By the look on his face, I wasn't sure if he was worried or upset, but he waved for Hali to join me as he hurried down the hall. Hali took my cloak and guided me down the hall. "I have a bath waiting for you, Princess." I looked down the hallway where Emris stood talking to Lord Melbourne. Graven seemed upset as he fisted a crumpled scroll in his fist. Emris didn't look happy with him either. My pace slowed as Yesmina waved her hand at her father, an annoyed look in her face.

"What are they doing back so soon?" I asked Hali.

She shook her head. "I was asked by one of the servants to help her with the Last Lady Yesmina this morning," she told me. "She arrived sometime last night with a message from Star Hill."

I nodded. "I was wondering where you had gotten to," I admitted. "What was the message?"

Hali bowed her head. "My apologies, Princess, Lady Yesmina insisted. Her Ladyship can be... difficult."

I sighed and nodded. Looking back at Lady Yesmina, I felt envy and self loathing wash through me. "As for the message, unfortunately I wouldn't know."

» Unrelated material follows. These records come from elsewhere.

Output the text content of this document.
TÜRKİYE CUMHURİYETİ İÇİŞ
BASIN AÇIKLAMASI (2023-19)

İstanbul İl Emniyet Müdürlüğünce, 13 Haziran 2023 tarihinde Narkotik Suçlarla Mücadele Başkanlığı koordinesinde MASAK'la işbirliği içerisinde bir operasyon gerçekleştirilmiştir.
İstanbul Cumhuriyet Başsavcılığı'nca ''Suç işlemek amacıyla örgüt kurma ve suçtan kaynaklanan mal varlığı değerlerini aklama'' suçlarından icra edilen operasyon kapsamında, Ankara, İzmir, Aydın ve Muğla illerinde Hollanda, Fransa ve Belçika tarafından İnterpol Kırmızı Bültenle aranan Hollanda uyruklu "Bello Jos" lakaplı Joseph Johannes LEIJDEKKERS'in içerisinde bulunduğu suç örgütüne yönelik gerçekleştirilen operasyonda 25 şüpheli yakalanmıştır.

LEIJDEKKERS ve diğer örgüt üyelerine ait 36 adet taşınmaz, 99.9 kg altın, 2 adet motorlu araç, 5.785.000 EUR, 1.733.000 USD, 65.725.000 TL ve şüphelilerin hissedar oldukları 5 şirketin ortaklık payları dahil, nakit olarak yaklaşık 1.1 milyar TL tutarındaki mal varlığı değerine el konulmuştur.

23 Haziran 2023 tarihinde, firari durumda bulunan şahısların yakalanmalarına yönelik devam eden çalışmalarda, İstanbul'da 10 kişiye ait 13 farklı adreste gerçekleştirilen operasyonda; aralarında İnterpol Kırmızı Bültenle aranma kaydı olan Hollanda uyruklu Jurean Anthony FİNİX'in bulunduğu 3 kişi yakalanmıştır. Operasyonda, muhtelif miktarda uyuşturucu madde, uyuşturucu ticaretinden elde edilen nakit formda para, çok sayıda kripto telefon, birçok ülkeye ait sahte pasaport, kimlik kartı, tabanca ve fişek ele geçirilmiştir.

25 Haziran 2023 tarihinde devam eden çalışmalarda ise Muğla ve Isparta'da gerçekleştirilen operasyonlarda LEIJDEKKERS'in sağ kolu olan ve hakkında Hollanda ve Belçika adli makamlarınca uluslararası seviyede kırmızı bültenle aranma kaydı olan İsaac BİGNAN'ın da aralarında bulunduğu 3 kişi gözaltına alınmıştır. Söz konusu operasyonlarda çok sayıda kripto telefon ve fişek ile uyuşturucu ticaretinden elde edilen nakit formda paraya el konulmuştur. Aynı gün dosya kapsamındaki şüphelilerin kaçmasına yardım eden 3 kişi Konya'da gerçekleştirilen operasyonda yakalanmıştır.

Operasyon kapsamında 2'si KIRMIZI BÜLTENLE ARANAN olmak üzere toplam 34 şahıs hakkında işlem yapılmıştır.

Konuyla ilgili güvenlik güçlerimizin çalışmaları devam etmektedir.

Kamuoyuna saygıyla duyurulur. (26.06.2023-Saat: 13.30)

I nodded. Yesmina's hand in my husbands arm was bothering me more then it should. Anger pulsed through me followed by a dull ache. Emris turned to look at me, his eye catching mine.

Appearances.

I blinked, lowering my gaze as I turned away and continued down the hallway. "Hali, are you able to find out the contents of that message the Lord Melbourne had in his hands?" I asked her.

Hali smiled. "I am Princess," she answered me in a low voice.

"Then please tdo so," I instructed in a low voice. "I do not trust Lord Melbourne or the Lady Yesmina. I want to know what has them so angry."